Branches, metranomic fingers, grow,
pulse regular, blood circulating
late summer leaves a grey green.
The clot waited for this moment
after years of observation from a high balcony seat
opera glasses afloat, absorbing the drama.
Waited until now.

Friday, April 15, 2016

After Passover


















Take away the knife
dishes at Passover washed
from the table, like the rocks
we placed on my father’s grave
when we lowered my mother in the ground.
Don’t expect a speech, throat

curled in on inappropriate flowers, throated
tight in someone’s hand, knife-
cut down the hill, not here, the ground
sacred according to the Rabbi, washed
like her body the day she died, grave
waiting without her wedding ring, no rock

but a ten dollar gold band from Brooklyn. Gone the rocking
chair at her father’s third floor walkup and throat
of lace her mother left behind, engraved
before my mother held a knife,
before she moved to London, washed
her hair in a sink when the Underground

stopped working. Maternal lineage grounded
her, the shore of Bremerhaven where a rock
broke open and her parents boarded a ship, washed
away from their deaths. But her own throated
words—what did they carry at the end? A knife
dropped at a dining table, grave

waiting?

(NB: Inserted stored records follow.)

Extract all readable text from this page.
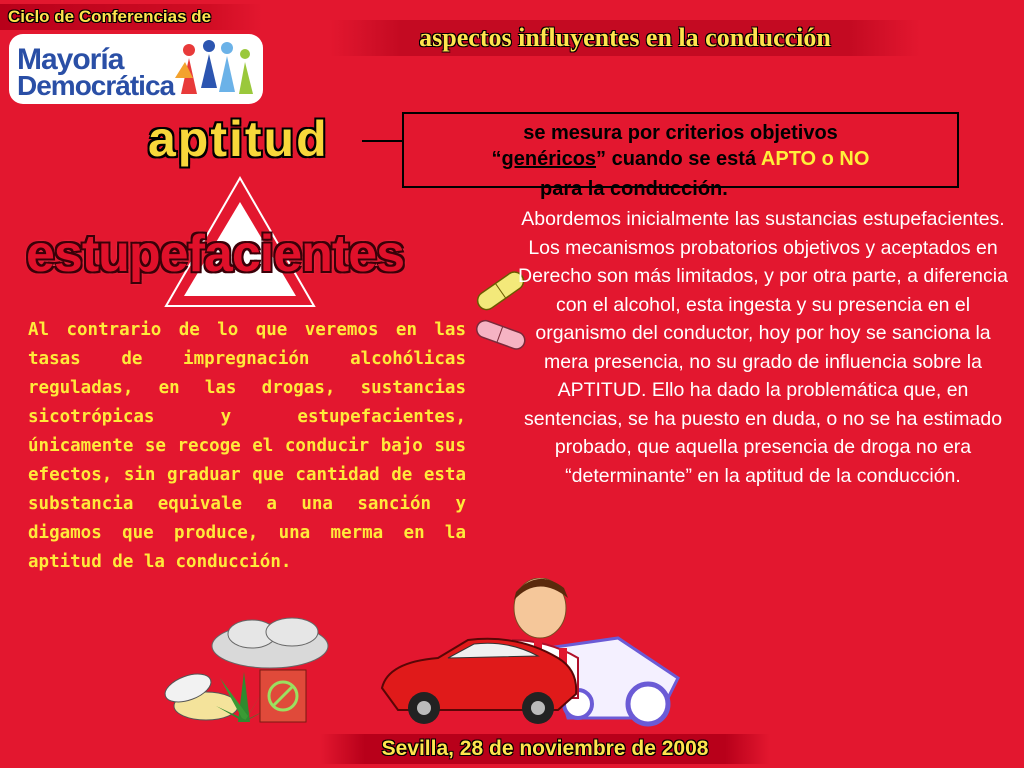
Ciclo de Conferencias de
Mayoría
Democrática
aspectos influyentes en la conducción
aptitud	se mesura por criterios objetivos
“genéricos” cuando se está APTO o NO

para la conducción.
estupefacientes
Al contrario de lo que veremos en las tasas de impregnación alcohólicas reguladas, en las drogas, sustancias sicotrópicas y estupefacientes, únicamente se recoge el conducir bajo sus efectos, sin graduar que cantidad de esta substancia equivale a una sanción y digamos que produce, una merma en la aptitud de la conducción.
Abordemos inicialmente las sustancias estupefacientes. Los mecanismos probatorios objetivos y aceptados en Derecho son más limitados, y por otra parte, a diferencia con el alcohol, esta ingesta y su presencia en el organismo del conductor, hoy por hoy se sanciona la mera presencia, no su grado de influencia sobre la APTITUD. Ello ha dado la problemática que, en sentencias, se ha puesto en duda, o no se ha estimado probado, que aquella presencia de droga no era “determinante” en la aptitud de la conducción.
Sevilla, 28 de noviembre de 2008
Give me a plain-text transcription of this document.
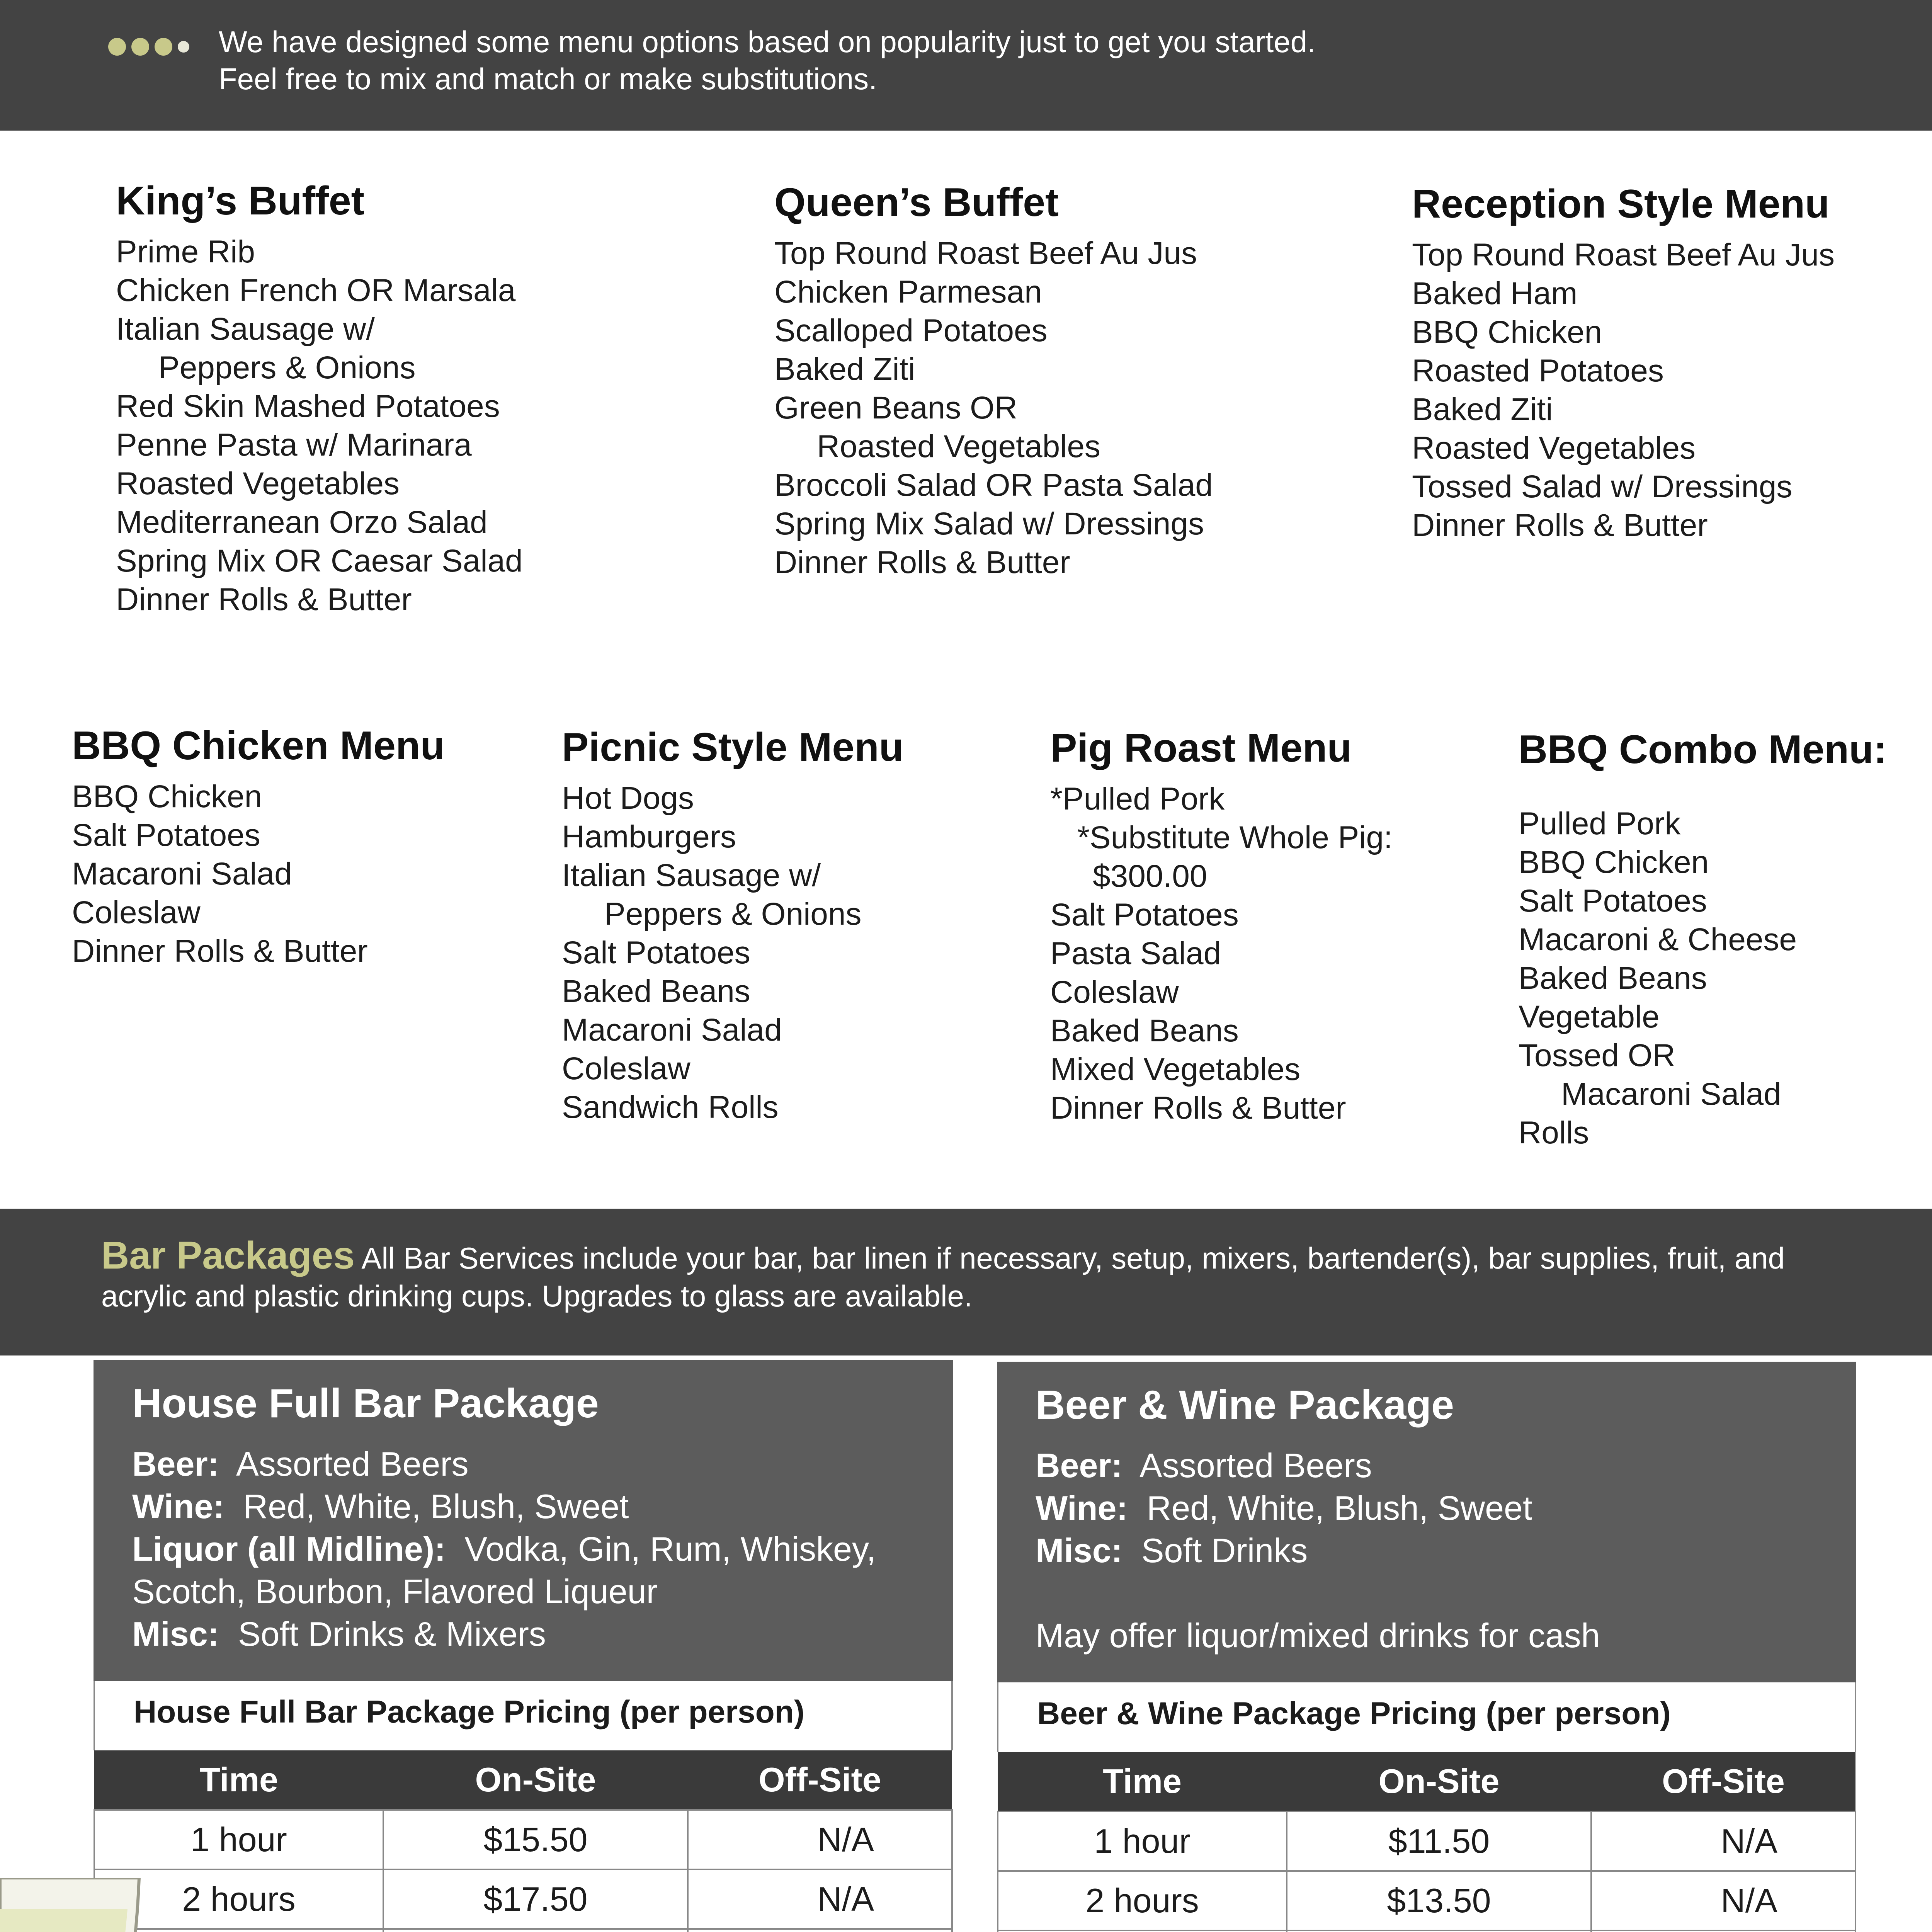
We have designed some menu options based on popularity just to get you started.
Feel free to mix and match or make substitutions.
King’s Buffet
Prime Rib
Chicken French OR Marsala
Italian Sausage w/
Peppers & Onions
Red Skin Mashed Potatoes
Penne Pasta w/ Marinara
Roasted Vegetables
Mediterranean Orzo Salad
Spring Mix OR Caesar Salad
Dinner Rolls & Butter
Queen’s Buffet
Top Round Roast Beef Au Jus
Chicken Parmesan
Scalloped Potatoes
Baked Ziti
Green Beans OR
Roasted Vegetables
Broccoli Salad OR Pasta Salad
Spring Mix Salad w/ Dressings
Dinner Rolls & Butter
Reception Style Menu
Top Round Roast Beef Au Jus
Baked Ham
BBQ Chicken
Roasted Potatoes
Baked Ziti
Roasted Vegetables
Tossed Salad w/ Dressings
Dinner Rolls & Butter
BBQ Chicken Menu
BBQ Chicken
Salt Potatoes
Macaroni Salad
Coleslaw
Dinner Rolls & Butter
Picnic Style Menu
Hot Dogs
Hamburgers
Italian Sausage w/
Peppers & Onions
Salt Potatoes
Baked Beans
Macaroni Salad
Coleslaw
Sandwich Rolls
Pig Roast Menu
*Pulled Pork
*Substitute Whole Pig:
$300.00
Salt Potatoes
Pasta Salad
Coleslaw
Baked Beans
Mixed Vegetables
Dinner Rolls & Butter
BBQ Combo Menu:
Pulled Pork
BBQ Chicken
Salt Potatoes
Macaroni & Cheese
Baked Beans
Vegetable
Tossed OR
Macaroni Salad
Rolls
Bar Packages All Bar Services include your bar, bar linen if necessary, setup, mixers, bartender(s), bar supplies, fruit, and acrylic and plastic drinking cups. Upgrades to glass are available.
House Full Bar Package
Beer: Assorted Beers
Wine: Red, White, Blush, Sweet
Liquor (all Midline): Vodka, Gin, Rum, Whiskey,
Scotch, Bourbon, Flavored Liqueur
Misc: Soft Drinks & Mixers
House Full Bar Package Pricing (per person)
Time	On-Site	Off-Site
1 hour	$15.50	N/A
2 hours	$17.50	N/A

Beer & Wine Package
Beer: Assorted Beers
Wine: Red, White, Blush, Sweet
Misc: Soft Drinks
May offer liquor/mixed drinks for cash
Beer & Wine Package Pricing (per person)
Time	On-Site	Off-Site
1 hour	$11.50	N/A
2 hours	$13.50	N/A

She knew, saying gravely
she couldn’t go on, leaning in a wheelchair, grounded
all day like a miscreant, no knife,
only fork and spoon, left hand rocking
back and forth, trying to clear her throat
to avoid choking, pureed food washed

in a blender. Before it came to this, she washed
her own hair for the last time, gravely,
the morning the clot throated
her brain. Stoppage of opera, grounded
from reading, where Elizabeth Bennet throws a rock
at her competitor. All the mail, I now open with a knife

though my throat sinks to the ground,
mud-washed in a dirty grave.
I throw rocks, brain open with a knife.